Lighting Projects Often Provide Fast Path to Savings
Managers seeking energy savings have a host of systems and components to consider, including electrical and HVAC. Their priorities often depend on available funds and the scope of the overall work being contemplated.
“Lighting is not usually the first thing they look for as far as a standalone project,” Schonour says. “If lighting systems are still working, they tend to stay in effect. But when they’re planning some sort of renovation or upgrade that’s going to be touching more than one system, and a manager is aware of how much their lighting load is contributing to their energy use and their energy bills, then it often becomes low-hanging fruit for them.”
The most appealing facilities for lighting upgrades tend to be those with the most outdated systems and components.
“It’s the legacy facilities that are ripe for upgrades — those that are using old-school fluorescent technology, like magnetic ballasts, fixtures that are not using the omnidirectional nature of the type,” Schonour says. “Those are easy pickings for these kinds of upgrades.”
Though appealing in many ways, it is not necessarily a given that a lighting upgrade is the best course of action.
“It’s not always definite that a system should upgrade,” she says. “There are lots of very efficient fluorescent systems out there that are in very efficient fixtures. In terms of lumens per watt produced by a light source, that combination is still very competitive. It’s all about the right combination of those things.

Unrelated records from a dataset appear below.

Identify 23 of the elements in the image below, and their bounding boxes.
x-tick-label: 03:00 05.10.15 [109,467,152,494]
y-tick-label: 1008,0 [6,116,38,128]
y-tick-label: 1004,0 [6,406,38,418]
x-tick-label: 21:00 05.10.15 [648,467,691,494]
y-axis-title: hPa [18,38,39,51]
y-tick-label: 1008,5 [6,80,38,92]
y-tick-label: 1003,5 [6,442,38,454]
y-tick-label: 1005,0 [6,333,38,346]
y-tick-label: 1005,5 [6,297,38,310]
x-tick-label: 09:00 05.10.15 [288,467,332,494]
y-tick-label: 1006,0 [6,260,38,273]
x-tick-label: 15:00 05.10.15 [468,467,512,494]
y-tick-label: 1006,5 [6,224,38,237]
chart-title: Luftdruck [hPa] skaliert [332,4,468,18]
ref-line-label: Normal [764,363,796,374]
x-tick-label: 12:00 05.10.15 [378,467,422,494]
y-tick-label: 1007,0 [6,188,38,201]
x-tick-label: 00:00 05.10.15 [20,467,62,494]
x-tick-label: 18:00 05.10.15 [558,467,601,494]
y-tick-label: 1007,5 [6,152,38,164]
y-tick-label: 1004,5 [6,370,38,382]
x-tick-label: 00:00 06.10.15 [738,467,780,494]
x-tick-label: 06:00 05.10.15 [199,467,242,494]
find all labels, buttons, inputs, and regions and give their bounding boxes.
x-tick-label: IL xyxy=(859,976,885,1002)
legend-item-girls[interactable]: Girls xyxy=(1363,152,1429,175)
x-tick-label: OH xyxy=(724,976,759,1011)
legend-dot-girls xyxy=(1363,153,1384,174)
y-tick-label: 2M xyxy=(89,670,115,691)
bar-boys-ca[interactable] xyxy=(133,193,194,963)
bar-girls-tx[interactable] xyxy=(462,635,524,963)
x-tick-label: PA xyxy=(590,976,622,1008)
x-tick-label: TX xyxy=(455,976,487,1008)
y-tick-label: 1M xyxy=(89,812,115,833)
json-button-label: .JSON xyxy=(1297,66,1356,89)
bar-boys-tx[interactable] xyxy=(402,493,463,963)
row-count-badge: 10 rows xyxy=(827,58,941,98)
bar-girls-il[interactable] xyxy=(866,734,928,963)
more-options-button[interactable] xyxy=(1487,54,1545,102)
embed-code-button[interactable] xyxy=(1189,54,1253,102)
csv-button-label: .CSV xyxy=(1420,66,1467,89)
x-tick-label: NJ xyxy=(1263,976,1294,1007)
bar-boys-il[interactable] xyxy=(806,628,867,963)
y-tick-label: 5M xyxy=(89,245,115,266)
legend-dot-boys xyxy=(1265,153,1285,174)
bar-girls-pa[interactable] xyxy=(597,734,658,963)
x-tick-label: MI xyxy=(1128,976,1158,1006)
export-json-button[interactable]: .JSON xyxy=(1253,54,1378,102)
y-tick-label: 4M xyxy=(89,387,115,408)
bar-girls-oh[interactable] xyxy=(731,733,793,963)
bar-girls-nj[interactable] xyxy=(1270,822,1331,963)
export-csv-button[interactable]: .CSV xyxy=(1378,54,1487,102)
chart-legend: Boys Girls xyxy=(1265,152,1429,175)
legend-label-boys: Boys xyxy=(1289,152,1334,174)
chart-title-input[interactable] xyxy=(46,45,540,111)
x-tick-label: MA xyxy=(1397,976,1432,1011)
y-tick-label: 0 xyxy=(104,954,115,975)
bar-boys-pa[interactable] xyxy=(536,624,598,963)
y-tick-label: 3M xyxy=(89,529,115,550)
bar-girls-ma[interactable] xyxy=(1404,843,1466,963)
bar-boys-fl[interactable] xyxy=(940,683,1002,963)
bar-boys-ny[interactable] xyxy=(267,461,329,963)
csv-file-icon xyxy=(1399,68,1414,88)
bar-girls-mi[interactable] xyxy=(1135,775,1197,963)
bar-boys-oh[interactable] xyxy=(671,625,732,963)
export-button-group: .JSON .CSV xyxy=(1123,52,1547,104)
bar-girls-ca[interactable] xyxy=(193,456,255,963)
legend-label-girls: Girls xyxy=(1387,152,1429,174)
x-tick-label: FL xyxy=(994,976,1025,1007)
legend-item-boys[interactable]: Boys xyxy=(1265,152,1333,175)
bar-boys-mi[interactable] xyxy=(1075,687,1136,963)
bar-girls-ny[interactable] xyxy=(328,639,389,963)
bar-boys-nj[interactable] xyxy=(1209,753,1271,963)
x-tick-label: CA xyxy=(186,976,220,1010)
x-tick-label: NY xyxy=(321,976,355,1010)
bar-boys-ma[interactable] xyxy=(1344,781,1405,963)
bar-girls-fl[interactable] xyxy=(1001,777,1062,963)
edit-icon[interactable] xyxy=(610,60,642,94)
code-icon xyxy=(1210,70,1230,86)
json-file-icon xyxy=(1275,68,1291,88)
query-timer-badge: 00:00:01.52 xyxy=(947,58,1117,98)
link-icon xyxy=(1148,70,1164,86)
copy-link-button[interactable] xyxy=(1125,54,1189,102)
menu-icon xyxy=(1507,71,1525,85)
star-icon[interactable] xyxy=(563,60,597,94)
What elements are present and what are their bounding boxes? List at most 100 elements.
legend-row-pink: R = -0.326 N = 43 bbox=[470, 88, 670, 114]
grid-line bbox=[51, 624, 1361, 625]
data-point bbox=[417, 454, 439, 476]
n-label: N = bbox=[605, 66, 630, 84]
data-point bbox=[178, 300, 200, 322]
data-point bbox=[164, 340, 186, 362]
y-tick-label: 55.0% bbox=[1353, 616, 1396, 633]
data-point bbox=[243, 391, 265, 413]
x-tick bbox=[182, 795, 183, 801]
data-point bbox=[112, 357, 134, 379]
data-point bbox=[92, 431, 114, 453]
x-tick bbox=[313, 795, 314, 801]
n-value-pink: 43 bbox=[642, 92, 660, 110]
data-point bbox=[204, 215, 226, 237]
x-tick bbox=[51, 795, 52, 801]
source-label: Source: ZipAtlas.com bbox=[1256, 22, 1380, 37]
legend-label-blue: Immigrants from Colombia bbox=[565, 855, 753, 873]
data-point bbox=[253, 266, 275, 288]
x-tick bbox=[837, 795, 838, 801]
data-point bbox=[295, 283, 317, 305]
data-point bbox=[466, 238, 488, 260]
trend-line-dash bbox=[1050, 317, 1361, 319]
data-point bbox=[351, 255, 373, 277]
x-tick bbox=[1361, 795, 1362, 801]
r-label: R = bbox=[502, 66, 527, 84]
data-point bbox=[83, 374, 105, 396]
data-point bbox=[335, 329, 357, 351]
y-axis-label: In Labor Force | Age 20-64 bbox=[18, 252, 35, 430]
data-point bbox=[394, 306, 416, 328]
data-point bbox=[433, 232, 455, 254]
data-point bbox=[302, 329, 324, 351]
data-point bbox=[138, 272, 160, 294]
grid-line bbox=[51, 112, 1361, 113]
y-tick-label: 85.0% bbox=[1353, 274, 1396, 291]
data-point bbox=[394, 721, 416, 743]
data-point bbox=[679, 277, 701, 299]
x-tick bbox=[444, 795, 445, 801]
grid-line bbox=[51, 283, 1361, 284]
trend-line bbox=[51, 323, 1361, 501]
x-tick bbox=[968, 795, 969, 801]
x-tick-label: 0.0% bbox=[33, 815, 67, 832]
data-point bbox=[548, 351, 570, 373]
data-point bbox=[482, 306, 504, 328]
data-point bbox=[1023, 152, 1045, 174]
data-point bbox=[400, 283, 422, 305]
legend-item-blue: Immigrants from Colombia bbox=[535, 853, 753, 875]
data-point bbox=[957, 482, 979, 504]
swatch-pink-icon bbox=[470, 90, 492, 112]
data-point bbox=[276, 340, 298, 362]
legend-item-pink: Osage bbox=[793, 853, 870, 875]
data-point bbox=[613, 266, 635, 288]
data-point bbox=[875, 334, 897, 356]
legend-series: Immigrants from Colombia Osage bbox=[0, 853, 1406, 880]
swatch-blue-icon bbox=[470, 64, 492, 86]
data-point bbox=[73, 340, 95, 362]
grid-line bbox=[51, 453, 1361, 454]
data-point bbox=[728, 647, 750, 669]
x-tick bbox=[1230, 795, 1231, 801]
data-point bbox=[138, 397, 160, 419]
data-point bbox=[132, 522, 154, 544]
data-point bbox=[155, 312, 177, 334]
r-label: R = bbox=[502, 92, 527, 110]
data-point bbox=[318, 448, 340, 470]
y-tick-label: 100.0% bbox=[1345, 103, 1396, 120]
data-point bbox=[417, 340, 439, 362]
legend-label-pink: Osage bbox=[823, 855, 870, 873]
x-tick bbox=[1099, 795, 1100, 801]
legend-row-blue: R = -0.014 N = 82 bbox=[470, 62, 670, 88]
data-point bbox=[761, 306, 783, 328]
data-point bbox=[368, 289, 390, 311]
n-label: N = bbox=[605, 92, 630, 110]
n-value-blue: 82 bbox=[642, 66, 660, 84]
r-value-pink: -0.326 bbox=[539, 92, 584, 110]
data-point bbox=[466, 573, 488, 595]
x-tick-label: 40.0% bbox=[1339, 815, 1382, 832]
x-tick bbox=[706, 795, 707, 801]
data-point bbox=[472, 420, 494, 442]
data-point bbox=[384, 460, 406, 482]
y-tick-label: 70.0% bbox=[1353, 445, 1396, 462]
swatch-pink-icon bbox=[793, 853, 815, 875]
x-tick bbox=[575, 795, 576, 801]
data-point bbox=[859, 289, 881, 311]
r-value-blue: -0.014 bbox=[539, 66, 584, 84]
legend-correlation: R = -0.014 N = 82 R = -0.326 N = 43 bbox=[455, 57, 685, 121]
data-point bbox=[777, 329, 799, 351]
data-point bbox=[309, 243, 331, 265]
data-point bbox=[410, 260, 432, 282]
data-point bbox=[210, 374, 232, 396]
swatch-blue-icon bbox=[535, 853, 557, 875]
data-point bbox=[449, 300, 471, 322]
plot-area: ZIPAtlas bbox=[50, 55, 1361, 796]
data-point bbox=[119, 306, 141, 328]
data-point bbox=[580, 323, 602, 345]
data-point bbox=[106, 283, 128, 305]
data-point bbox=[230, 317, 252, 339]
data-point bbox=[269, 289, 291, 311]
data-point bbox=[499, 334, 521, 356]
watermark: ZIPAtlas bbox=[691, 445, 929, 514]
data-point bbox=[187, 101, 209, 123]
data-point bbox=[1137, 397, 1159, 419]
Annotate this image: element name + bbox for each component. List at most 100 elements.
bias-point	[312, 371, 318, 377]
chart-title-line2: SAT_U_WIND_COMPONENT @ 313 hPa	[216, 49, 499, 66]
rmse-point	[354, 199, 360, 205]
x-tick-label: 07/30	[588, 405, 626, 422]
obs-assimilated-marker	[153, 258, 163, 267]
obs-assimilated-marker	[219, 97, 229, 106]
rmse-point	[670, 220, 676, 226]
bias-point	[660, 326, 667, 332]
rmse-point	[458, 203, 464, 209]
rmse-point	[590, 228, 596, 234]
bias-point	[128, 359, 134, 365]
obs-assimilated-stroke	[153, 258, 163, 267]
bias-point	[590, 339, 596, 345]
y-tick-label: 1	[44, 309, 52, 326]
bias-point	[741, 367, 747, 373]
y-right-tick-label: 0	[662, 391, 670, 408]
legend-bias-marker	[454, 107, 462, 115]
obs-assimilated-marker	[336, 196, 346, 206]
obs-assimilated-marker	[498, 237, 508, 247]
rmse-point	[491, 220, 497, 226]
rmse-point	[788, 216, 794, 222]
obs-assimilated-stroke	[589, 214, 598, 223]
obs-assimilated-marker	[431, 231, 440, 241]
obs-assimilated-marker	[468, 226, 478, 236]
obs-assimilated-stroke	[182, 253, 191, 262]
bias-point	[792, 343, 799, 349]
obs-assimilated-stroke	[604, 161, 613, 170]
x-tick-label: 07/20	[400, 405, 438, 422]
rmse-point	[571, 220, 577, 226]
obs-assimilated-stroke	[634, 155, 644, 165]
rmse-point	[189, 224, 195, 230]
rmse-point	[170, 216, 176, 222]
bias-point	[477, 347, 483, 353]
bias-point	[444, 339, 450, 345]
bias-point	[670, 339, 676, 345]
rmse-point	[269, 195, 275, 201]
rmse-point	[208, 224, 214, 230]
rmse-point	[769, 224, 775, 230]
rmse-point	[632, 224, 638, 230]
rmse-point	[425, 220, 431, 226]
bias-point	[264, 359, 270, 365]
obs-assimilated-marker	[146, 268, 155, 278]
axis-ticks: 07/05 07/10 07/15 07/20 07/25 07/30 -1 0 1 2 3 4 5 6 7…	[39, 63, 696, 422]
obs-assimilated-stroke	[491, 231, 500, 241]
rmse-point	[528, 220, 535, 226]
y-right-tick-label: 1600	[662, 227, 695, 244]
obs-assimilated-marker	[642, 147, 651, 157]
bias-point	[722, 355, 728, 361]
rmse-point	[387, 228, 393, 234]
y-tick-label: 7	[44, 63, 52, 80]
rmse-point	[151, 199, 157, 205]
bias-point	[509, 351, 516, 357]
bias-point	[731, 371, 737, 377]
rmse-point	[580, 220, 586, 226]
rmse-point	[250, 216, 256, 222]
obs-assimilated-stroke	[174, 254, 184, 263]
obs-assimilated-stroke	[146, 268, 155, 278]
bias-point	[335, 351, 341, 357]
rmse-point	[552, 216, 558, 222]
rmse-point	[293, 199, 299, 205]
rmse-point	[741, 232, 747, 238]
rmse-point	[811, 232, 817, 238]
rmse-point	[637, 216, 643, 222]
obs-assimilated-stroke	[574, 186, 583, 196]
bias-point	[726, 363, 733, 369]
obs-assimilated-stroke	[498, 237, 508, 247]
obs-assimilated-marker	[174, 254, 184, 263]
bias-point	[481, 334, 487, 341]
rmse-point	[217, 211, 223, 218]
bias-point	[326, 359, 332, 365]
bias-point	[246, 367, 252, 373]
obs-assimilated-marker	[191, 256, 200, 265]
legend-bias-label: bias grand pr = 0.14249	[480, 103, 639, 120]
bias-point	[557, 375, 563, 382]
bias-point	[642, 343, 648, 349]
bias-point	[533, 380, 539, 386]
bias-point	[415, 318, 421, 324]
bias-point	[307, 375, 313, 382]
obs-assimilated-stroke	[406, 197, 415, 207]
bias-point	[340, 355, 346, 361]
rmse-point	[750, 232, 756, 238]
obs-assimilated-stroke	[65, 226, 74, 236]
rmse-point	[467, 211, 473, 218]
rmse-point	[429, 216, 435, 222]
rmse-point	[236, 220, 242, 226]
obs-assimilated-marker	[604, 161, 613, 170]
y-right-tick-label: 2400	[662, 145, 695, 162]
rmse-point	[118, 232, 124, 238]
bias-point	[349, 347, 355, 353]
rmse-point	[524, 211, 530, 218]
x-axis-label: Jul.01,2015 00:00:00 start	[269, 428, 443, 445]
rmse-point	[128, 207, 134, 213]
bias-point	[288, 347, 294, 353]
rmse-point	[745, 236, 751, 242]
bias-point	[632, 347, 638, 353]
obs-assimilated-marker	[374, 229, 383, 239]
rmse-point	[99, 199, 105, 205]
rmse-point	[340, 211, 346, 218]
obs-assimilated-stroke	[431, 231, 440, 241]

“When we show an LED system that’s replacing a system that doesn’t use fluorescents in a very efficient way, that’s when we really see the no-brainer. When you add a control system that is well-designed and can answer the questions that traditionally would have been answered by people walking around and checking for lamps that are out or those kind of indicators, that’s when we see a lot of efficiency on the facilities side.”